The wind danced down from the dunes he had mistaken for hills. So, he would never see his farm again, never buy it back and purify its altars. But what would he see? A new excitement flashed across his consciousness like the shooting star of a few instants back. It had looked like an eagle, returning in victory to its lofty nest.

Only imagine. He would see Marakanda, he thought. Who would have dreamed his path would cross Alexander’s? For a moment, joy blazed up in him. He suppressed it. It was unworthy, he told himself, to feel anticipation in the face of disgrace and defeat.

“Make no doubt about it,” Lucilius said. “We’re slaves too. Not fancy ones, the sort you show off at banquets. Gladiators, maybe.” He spoke as though he hated Quintus for smiling even briefly and all of them for continuing to exist.

He got up and wandered from the small fire.

Gladiators. Crassus, who had wreaked such vengeance when the gladiators revolted, had failed miserably against barbarians; Lucilius was never going to forget it.
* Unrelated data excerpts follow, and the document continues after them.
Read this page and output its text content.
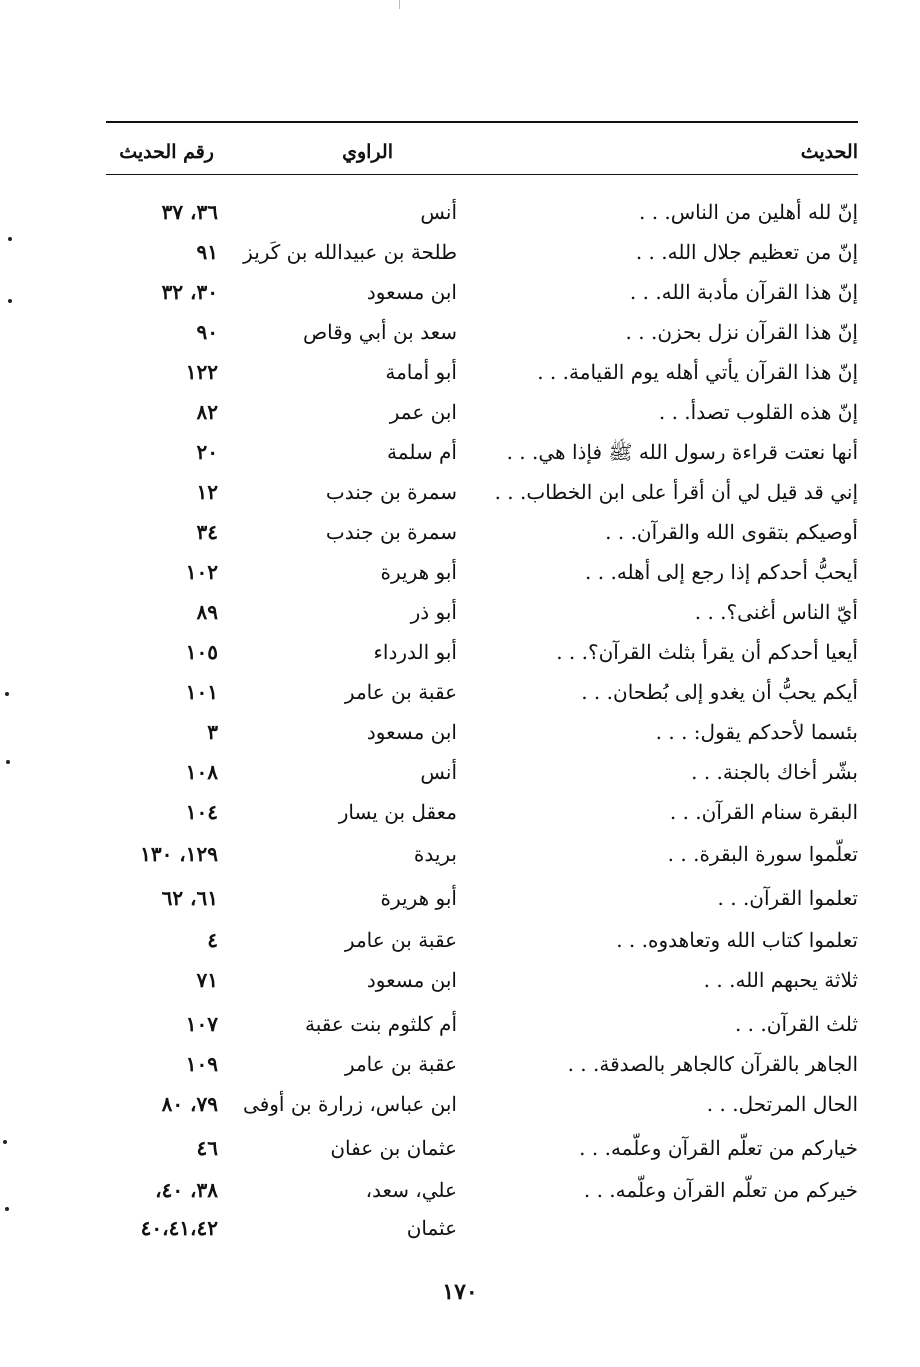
الحديث
الراوي
رقم الحديث
إنّ لله أهلين من الناس. . .
أنس
٣٦، ٣٧
إنّ من تعظيم جلال الله. . .
طلحة بن عبيدالله بن كَريز
٩١
إنّ هذا القرآن مأدبة الله. . .
ابن مسعود
٣٠، ٣٢
إنّ هذا القرآن نزل بحزن. . .
سعد بن أبي وقاص
٩٠
إنّ هذا القرآن يأتي أهله يوم القيامة. . .
أبو أمامة
١٢٢
إنّ هذه القلوب تصدأ. . .
ابن عمر
٨٢
أنها نعتت قراءة رسول الله ﷺ فإذا هي. . .
أم سلمة
٢٠
إني قد قيل لي أن أقرأ على ابن الخطاب. . .
سمرة بن جندب
١٢
أوصيكم بتقوى الله والقرآن. . .
سمرة بن جندب
٣٤
أيحبُّ أحدكم إذا رجع إلى أهله. . .
أبو هريرة
١٠٢
أيّ الناس أغنى؟. . .
أبو ذر
٨٩
أيعيا أحدكم أن يقرأ بثلث القرآن؟. . .
أبو الدرداء
١٠٥
أيكم يحبُّ أن يغدو إلى بُطحان. . .
عقبة بن عامر
١٠١
بئسما لأحدكم يقول: . . .
ابن مسعود
٣
بشّر أخاك بالجنة. . .
أنس
١٠٨
البقرة سنام القرآن. . .
معقل بن يسار
١٠٤
تعلّموا سورة البقرة. . .
بريدة
١٢٩، ١٣٠
تعلموا القرآن. . .
أبو هريرة
٦١، ٦٢
تعلموا كتاب الله وتعاهدوه. . .
عقبة بن عامر
٤
ثلاثة يحبهم الله. . .
ابن مسعود
٧١
ثلث القرآن. . .
أم كلثوم بنت عقبة
١٠٧
الجاهر بالقرآن كالجاهر بالصدقة. . .
عقبة بن عامر
١٠٩
الحال المرتحل. . .
ابن عباس، زرارة بن أوفى
٧٩، ٨٠
خياركم من تعلّم القرآن وعلّمه. . .
عثمان بن عفان
٤٦
خيركم من تعلّم القرآن وعلّمه. . .
علي، سعد،
٣٨، ٤٠،
عثمان
٤٠،٤١،٤٢
١٧٠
No wonder he didn’t seem as burdened by the loss of weapons as the rest of the veterans.

“Who needs a gladius when he’s got a tongue like that?” Rufus asked. His mouth worked as if he wanted to spit, but he forebore, as if oppressed by the dryness all around him.

In the darkness, a darker bulk rose. They could see a campfire shine as this new man moved away from it. The silhouette of helmet, padded armor, and spear was unfamiliar. By that, Quintus assumed the man must be a warrior of Ch’in, who had been watching his Roman captives. Lucilius pointed at the fire, then at a larger fire at the center of the camp. The man nodded. “No doubt he’s already started bargaining with the Ch’in,” Quintus murmured to the centurion. Rufus nodded, not bothering to look shocked as he might have done when they were all still an army and the distinction between patrician/officer and everyone else was still good for some power.